The method of expressive simplification that she was eager to achieve was demonstrated in her works. When asked why her figures didn’t have faces, she explained that ‘If you cannot show emotion in the body then why bother sticking it on the face?’
While living and working in London, Sybil never forgot her links with Suffolk. After her mother died she continued to visit her youngest brother who was the curator of Moyse Hall Museum in Bury St Edmunds until 1939. Sybil remembers doing sketches from the his office on the upper floor and it suggested that the Market Place was viewed from there too.
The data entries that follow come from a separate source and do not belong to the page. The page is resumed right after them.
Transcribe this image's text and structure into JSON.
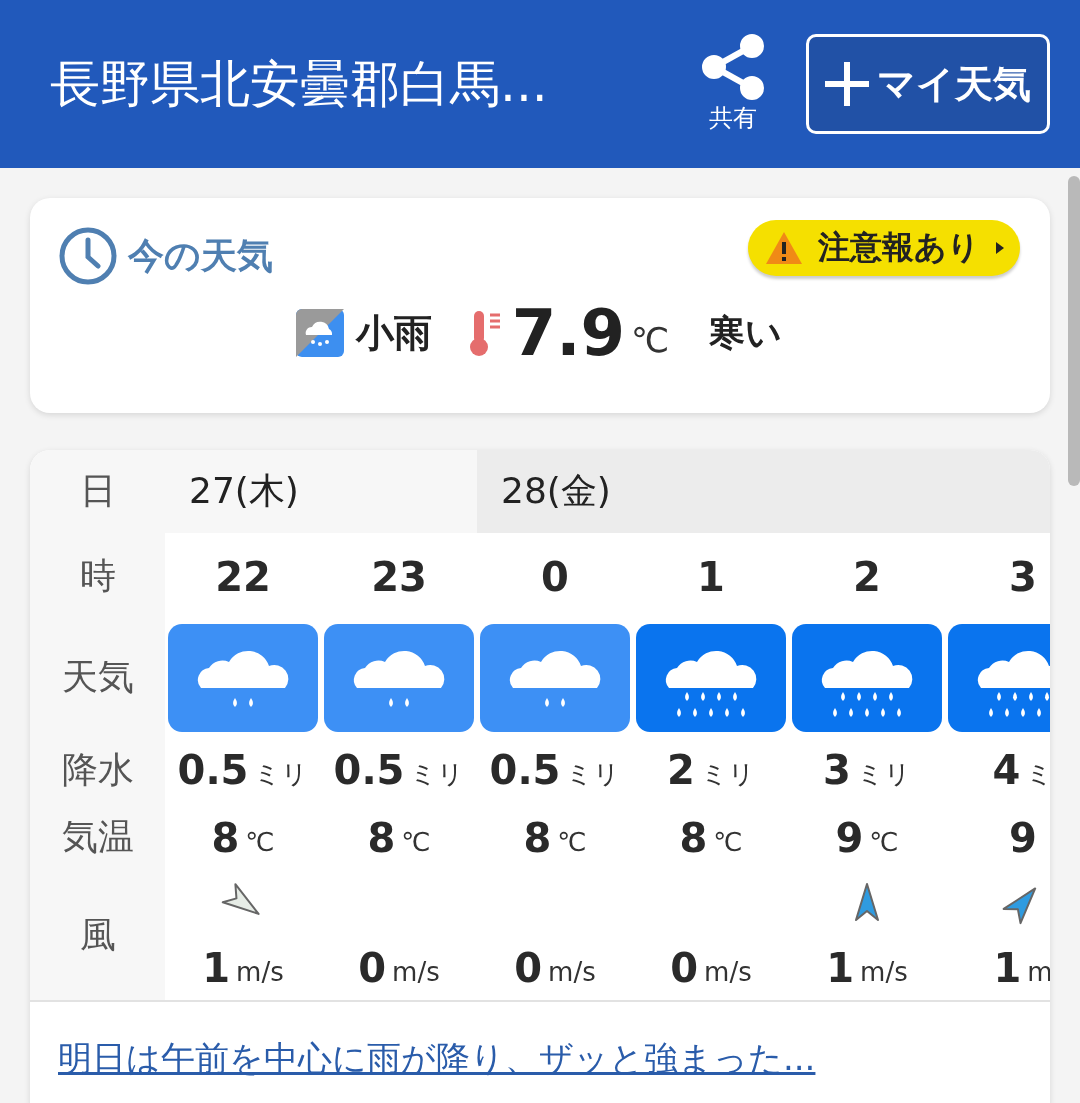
{
  "header": {
    "title": "長野県北安曇郡白馬...",
    "share_label": "共有",
    "my_weather_button": "マイ天気"
  },
  "current": {
    "heading": "今の天気",
    "alert": "注意報あり",
    "condition": "小雨",
    "temperature": "7.9",
    "temperature_unit": "℃",
    "feeling": "寒い"
  },
  "forecast": {
    "row_labels": {
      "date": "日",
      "hour": "時",
      "weather": "天気",
      "precip": "降水",
      "temp": "気温",
      "wind": "風"
    },
    "days": [
      {
        "label": "27(木)",
        "hours": [
          {
            "hour": "22",
            "kind": "light_rain",
            "precip": "0.5",
            "precip_unit": "ミリ",
            "temp": "8",
            "temp_unit": "℃",
            "wind_arrow": {
              "kind": "southeast",
              "color": "#e6ece6"
            },
            "wind": "1",
            "wind_unit": "m/s"
          },
          {
            "hour": "23",
            "kind": "light_rain",
            "precip": "0.5",
            "precip_unit": "ミリ",
            "temp": "8",
            "temp_unit": "℃",
            "wind": "0",
            "wind_unit": "m/s"
          }
        ]
      },
      {
        "label": "28(金)",
        "hours": [
          {
            "hour": "0",
            "kind": "light_rain",
            "precip": "0.5",
            "precip_unit": "ミリ",
            "temp": "8",
            "temp_unit": "℃",
            "wind": "0",
            "wind_unit": "m/s"
          },
          {
            "hour": "1",
            "kind": "rain",
            "precip": "2",
            "precip_unit": "ミリ",
            "temp": "8",
            "temp_unit": "℃",
            "wind": "0",
            "wind_unit": "m/s"
          },
          {
            "hour": "2",
            "kind": "rain",
            "precip": "3",
            "precip_unit": "ミリ",
            "temp": "9",
            "temp_unit": "℃",
            "wind_arrow": {
              "kind": "north",
              "color": "#2f9be0"
            },
            "wind": "1",
            "wind_unit": "m/s"
          },
          {
            "hour": "3",
            "kind": "rain",
            "precip": "4",
            "precip_unit": "ミ",
            "temp": "9",
            "wind_arrow": {
              "kind": "northeast",
              "color": "#2f9be0"
            },
            "wind": "1",
            "wind_unit": "m"
          }
        ]
      }
    ]
  },
  "summary_link": "明日は午前を中心に雨が降り、ザッと強まった..."
}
Following the outbreak of war Sybil went work in a shipbuilding yard in Southampton Docks taking up her trade as a oxyacetylene welder learned in the first world war. It was here where she met Walter Morgan who she later married in 1943.
Unhappy in the depressed state of the national post-war economy the couple decided to emigrate to Canada; where they began a new life in a remote logging town on Vancouver Island. Sybil did not return to printing until 1951 when she had completed the renovation of their house.